Friday, February 11, 2011

Pension singularities

You know, just reading your quarterly investment statement is not supposed to be an exercise in Bayesian statistics. 

I don't quite understand the story today with the latest quarterly information on the assets of the Pittsburgh Pension Fund. Should be a boring straightforward story as these things go, but it confused me more than it clarifies anything.  It seems to say they just don't know how the investments did last quarter.  How can that be?  Certainly someone knows exactly what the quarterly statement from the investment advisor says for assets on hand, even if there is this odd question of how to value the promise of future tax revenues.. that does not mean it should confuse the reporting. 

It seems to say, and again it does not quite add up to me so I will presume I have it wrong, that after the cash infusion of $45 million, the funds assets are $325 million.  Up from $290 million in the previous quarter.  A good thing....  But net of the $45 million that would have been $280 million which means the funds assets would have gone down.  Not sure anyone noticed, but the stock market in the 4th quarter last year had a pretty solid gain..  maybe +7% in the Dow.  7% over a quarter is what... 28% at an annualized rate which would make it an outstanding year as these thigns go. Those returns do not translate directly to what you would expect of a balanced public portfolio, but if you don't gain ground in good quarters like that, what will happen in bad quarters?  There will be bad quarters. 

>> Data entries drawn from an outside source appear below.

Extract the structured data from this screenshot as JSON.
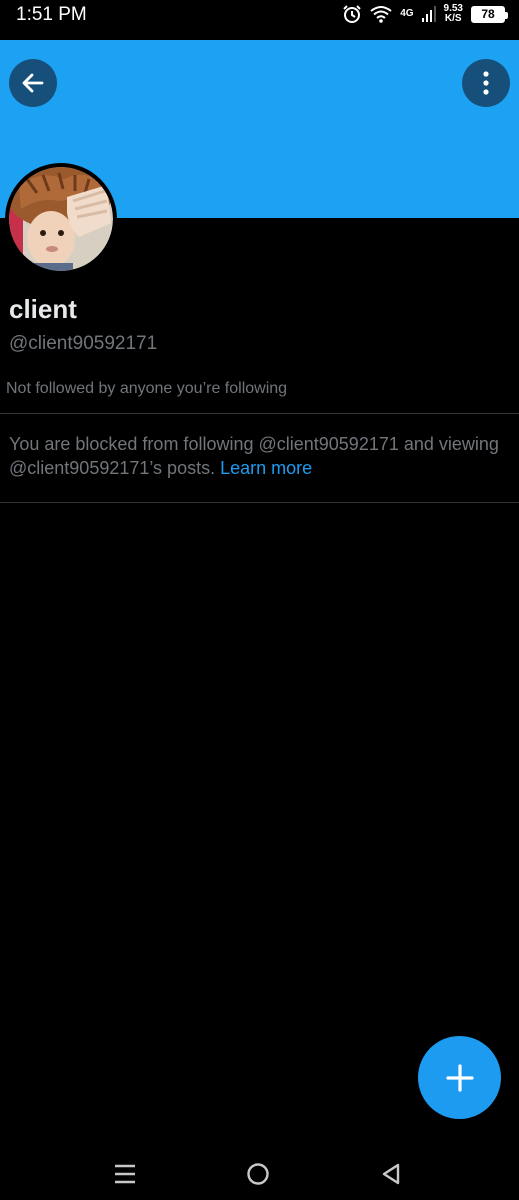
{
  "status_bar": {
    "time": "1:51 PM",
    "network": "4G",
    "speed_value": "9.53",
    "speed_unit": "K/S",
    "battery": "78"
  },
  "header": {
    "back_icon": "arrow-left-icon",
    "more_icon": "more-vertical-icon",
    "banner_color": "#1da1f2"
  },
  "profile": {
    "display_name": "client",
    "handle": "@client90592171",
    "followers_note": "Not followed by anyone you’re following",
    "blocked_message": "You are blocked from following @client90592171 and viewing @client90592171’s posts.",
    "learn_more": "Learn more"
  },
  "fab": {
    "icon": "plus-icon",
    "color": "#1d9bf0"
  },
  "nav_bar": {
    "recent_icon": "recent-apps-icon",
    "home_icon": "home-circle-icon",
    "back_icon": "back-triangle-icon"
  }
}
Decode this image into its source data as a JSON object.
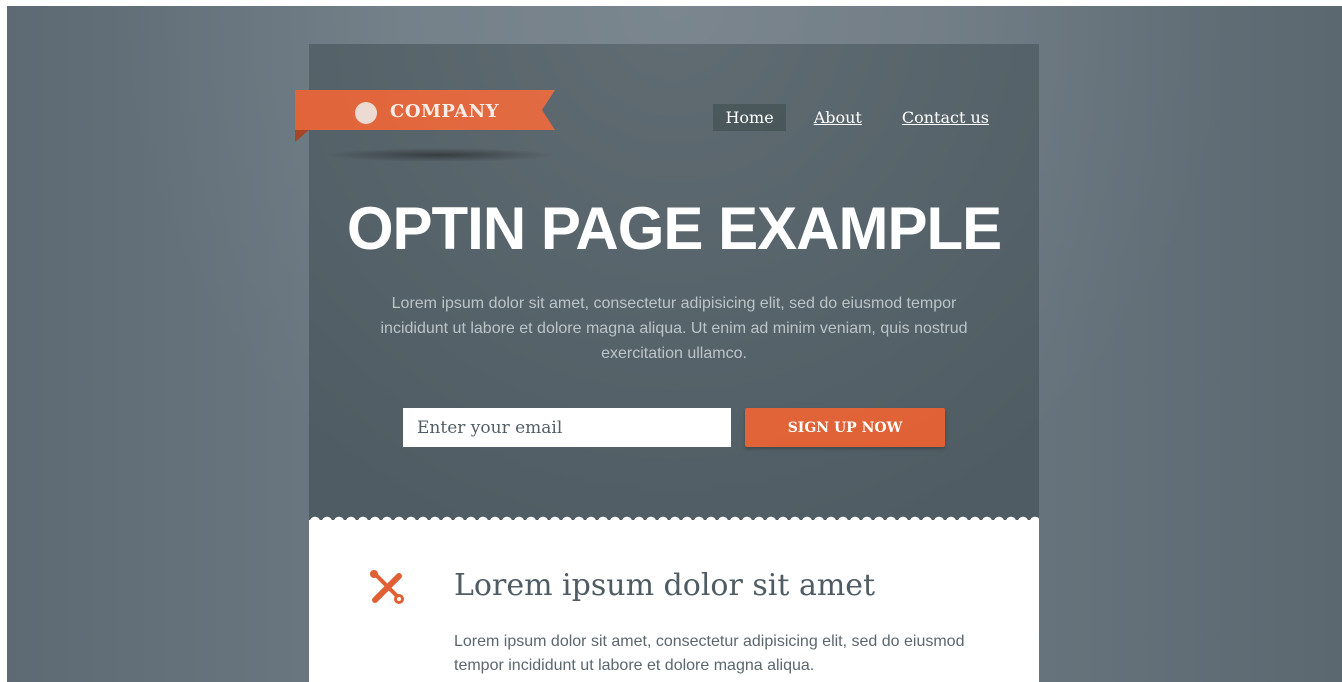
{
  "brand": {
    "name": "COMPANY",
    "accent_color": "#e05f33"
  },
  "nav": {
    "items": [
      "Home",
      "About",
      "Contact us"
    ],
    "active": "Home"
  },
  "hero": {
    "title": "OPTIN PAGE EXAMPLE",
    "text": "Lorem ipsum dolor sit amet, consectetur adipisicing elit, sed do eiusmod tempor incididunt ut labore et dolore magna aliqua. Ut enim ad minim veniam, quis nostrud exercitation ullamco."
  },
  "signup": {
    "email_placeholder": "Enter your email",
    "button_label": "SIGN UP NOW"
  },
  "feature": {
    "icon": "tools-icon",
    "title": "Lorem ipsum dolor sit amet",
    "text": "Lorem ipsum dolor sit amet, consectetur adipisicing elit, sed do eiusmod tempor incididunt ut labore et dolore magna aliqua."
  }
}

So the story seems to be left with the City Controller guestimating what the pension is worth and he says even with the parking promise you get $525-550 million.  Thing is, as of January 1, 2009, the pension liability was already up to $989 million.  That was over 2 years ago and history is awfully clear the total liability is climbing steadily.  I would say it is a decent bet that the current liability is higher and certainly over a billion and close to $1.05 billion wold be my guess.  That would imply $525 million may fall short of providing the 50% funding level already.

So to add to all the paper accounting machinations of last year.. we are now going to be left with this metaphysicial question as to what the state of the pension fund is as of the very last moment of December 31, 2010 vs. the very first moment of January 1, 2011. As of December 31st everyone can play ostrich and pretend the 2 year old actuary numbers are still valid; as of January 1 there should be new actuary numbers used.  The difference will be whether the state takes over the pension system or not.  So it all comes down to a debate as to whether the instant of midnight on New Years is 2400 on December 31, or 0000 on January 1.  This is getting silly.

But I have a real metaphysical question.. This promise of future parking revenues and all.. does it exist in any document.  Is there a counterparty?   If it is a pension asset, does the Pension Board have some piece of paper it could use to say sue the city if the money is not delivered as promised?  Can the pension board sue the city, or is the Pension board itself part of the city?   The state's argument was that the promise of parking revenues could be considered akin to say investment in a REIT.  OK, but even equity in a REIT would be managed by some form of investment manager.  I just and wondering what 'asset' or notional paperwork representing the asset, has been turned over to Mercer.  Could that be causing some of the issues at the moment?


Anonymous The Wiz said...

So it appears that the entire financial future of Pittsburgh is tied to potential parking revenue. Would such a dependence on parking revenue influence the funding of mass transit? If they cut mass transit funding, thus reducing number of riders, wouldn't that force more people to drive into and park in the city resulting in increasing parking revenue? Just curious.

Friday, February 11, 2011 3:01:00 PM  
Anonymous MH said...

If they were capable of cogent action to maximize parking revenue, that would be a huge improvement.

Friday, February 11, 2011 3:11:00 PM  
Blogger fester said...

@ The Wiz --- that assumes fairly quick construction of new parking which is a massive assumption as the political dynamic of decreased PAT service, increased parking prices (parking in the intermediate term is highly inelastic) and "windfall" city parking tax revenue begs for the suburbs to whine to Harrisburg for them to do something to kick the city in the balls.

Friday, February 11, 2011 5:35:00 PM  
Anonymous BrianTH said...

The City is not really in control of transit policy in the area--the county, state, and feds are. City officials could try to obstruct projects that otherwise enjoyed support, but I doubt that sort of effort could be sustained for long.

I also still think there are decent odds of a disruptive technology dramatically reducing parking demand in the next 20-30 years (e.g., wireless carsharing services combined with automated driving). Again, I think if that happens the City will very likely be helpless to stop that technology from being used in Pittsburgh.

So yes, I think Council in its infinite wisdom has decided it is a great idea to expose the City to these risks, rather than offload them to some third party.